O primeiro ato correu sem novidade, salvo uma ou outra asneira, que perguntava ao companheiro, em voz baixa, para não fazer novo fiasco.
Representava-se uma comédia Uma hospedaria na roça. Quando o ator entra em cena e procura pela mulher, que está escondida atrás da porta, volta-se para a plateia e interroga “Onde estará ela? Onde estará a Chiquinha? Onde estará?”. E leva alguns minutos a procurá-la com açodamento, examinando o aposento.
Nessa ocasião, o ilustre jacarepaguense não pode resistir, e, querendo mostrar a sua perspicácia, berrou:
— Está aí atrás da porta, escondida para que o senhor não a veja.
Durante a semana em que Zé Galinha passou no Rio de Janeiro, nem um só dia deixou de ir ao teatro. Ficara gostando imensamente, e andava maníaco.
De volta para Jacarepaguá, levava na mala uma enorme coleção de dramas, comédias, cenas cômicas e monólogos, comprados na Livraria Quaresma, que principiou a ler com animação.
Estava à espera da comenda que o barão de São Caetano lhe prometera, e que havia de desaparecer para sempre a sua terrível alcunha. Lembrou-se então de mandar edificar um teatrinho, onde tencionava representar, fundando também uma sociedade dramática.
Em menos de um mês estava tudo pronto, e inaugurava-se o Ginásio Dramático Beneficente Estrela de Ouro de Jacarepaguá, sob a presidência do comendador José Joaquim de Souza e Silva.
O ilustre comerciante queria realizar imponentes festas para comemorar dignamente a sua comenda. Seriam três dias de pândega, havendo em todas essas noites espetáculos e bailes.
A primeira peça escolhida para a estreia foi a tragédia em oito atos D. Nuno Álvares ou O poder do lusitano.
O comendador Souza e Silva fazia o papel de Conde de Tomar.
Ao aparecer na primeira cena, passeava lentamente, mudo, pensativo. A marcação da tragédia dizia: “O conde entra, mas não fala...”
E vai o Zé, avança pelo palco, e exclama com voz de trovão:
— E conde entra, mas não fala!
Como estava radiante o comendador José Joaquim de Souza e Silva! Durante aqueles três dias nem uma só vez ouvira pronunciar a terrível alcunha de Zé Galinha. Jacarepaguá em festas tinha esquecido e agora só o chamava comendador.

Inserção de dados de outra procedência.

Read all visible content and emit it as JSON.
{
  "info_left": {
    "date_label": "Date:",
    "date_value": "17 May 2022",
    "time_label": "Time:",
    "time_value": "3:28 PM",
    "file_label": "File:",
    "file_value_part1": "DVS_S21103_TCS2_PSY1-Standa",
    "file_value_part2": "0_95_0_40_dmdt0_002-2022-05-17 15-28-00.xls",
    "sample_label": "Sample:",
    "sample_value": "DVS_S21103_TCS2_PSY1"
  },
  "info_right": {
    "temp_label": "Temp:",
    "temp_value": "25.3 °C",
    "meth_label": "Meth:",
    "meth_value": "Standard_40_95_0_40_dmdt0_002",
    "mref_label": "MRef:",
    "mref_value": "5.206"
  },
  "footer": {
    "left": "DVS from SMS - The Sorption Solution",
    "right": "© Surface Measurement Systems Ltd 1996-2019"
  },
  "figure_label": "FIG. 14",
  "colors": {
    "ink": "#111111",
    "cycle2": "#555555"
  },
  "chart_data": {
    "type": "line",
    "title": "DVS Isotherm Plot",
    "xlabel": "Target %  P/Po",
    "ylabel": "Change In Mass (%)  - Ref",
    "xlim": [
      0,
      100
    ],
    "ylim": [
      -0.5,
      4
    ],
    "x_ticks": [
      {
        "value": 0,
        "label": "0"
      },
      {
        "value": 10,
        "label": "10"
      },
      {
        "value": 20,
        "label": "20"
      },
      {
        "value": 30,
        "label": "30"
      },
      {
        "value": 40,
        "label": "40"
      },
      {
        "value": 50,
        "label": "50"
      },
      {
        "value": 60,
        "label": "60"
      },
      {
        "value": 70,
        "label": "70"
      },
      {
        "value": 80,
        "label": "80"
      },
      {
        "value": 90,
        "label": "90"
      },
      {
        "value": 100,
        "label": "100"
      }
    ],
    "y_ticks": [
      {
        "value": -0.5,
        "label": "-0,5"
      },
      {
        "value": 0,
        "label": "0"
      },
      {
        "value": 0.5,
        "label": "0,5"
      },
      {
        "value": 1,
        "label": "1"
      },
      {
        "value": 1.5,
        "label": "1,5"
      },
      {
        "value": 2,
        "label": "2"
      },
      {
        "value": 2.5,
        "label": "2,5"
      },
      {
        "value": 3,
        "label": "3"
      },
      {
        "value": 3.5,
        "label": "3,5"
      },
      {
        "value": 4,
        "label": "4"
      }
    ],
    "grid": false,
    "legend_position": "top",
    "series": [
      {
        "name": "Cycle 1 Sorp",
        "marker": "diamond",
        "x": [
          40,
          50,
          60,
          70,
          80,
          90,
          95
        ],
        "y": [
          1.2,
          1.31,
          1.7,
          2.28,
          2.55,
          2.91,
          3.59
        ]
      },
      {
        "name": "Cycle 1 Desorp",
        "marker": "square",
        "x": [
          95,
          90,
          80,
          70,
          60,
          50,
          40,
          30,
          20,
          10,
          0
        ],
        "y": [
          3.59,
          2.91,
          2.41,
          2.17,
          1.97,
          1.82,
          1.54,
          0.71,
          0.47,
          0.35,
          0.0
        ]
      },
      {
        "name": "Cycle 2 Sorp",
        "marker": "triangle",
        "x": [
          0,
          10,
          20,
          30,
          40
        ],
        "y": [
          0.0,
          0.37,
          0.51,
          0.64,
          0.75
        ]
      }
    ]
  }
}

Havia chegado a terceira noite, e nova tragédia ia exibir-se: O punhal envenenado ou A nódoa de sangue.
Logo no primeiro ato, ao erguer-se o pano, o Souza aparecia disfarçado com longas barbas e longa cabeleira, de capa e espada. A cena, quase às escuras, fingia um bosque.
D. Rufo, o chefe dos salteadores, entrava, e dizia:
— Noite propícia; nem uma estrela brilhando no firmamento!
Fez-se profundo silêncio quando ele apareceu, e a frase foi bem lançada.
Mas de repente, no meio da quietação sepulcral, ouviu-se uma voz de criança exclamar:
— Ó mamãe! Aquele não é o seu Zé Galinha?
Escândalo nunca visto! Rebentou uma gargalhada uníssona, colossal.
Então, o Souza, vendo perdido o seu tempo, o trabalho que tivera, e o cobre com que comprara a comenda, ficou desnorteado; e arrancando com gesto brusco as barbas e a cabeleira, exclamou indignado:
— Zé Galinha é você, seu malcriado! O culpado fui eu, metendo-me com essa gentinha! Arreia o pano!
E assim acabou-se o Ginásio Dramático Beneficente Particular Estrela de Ouro de Jacarepaguá.
Fonte> Alberto Figueiredo Pimentel. Histórias da Avozinha. Publicado em 1896. Disponível em Domínio Público.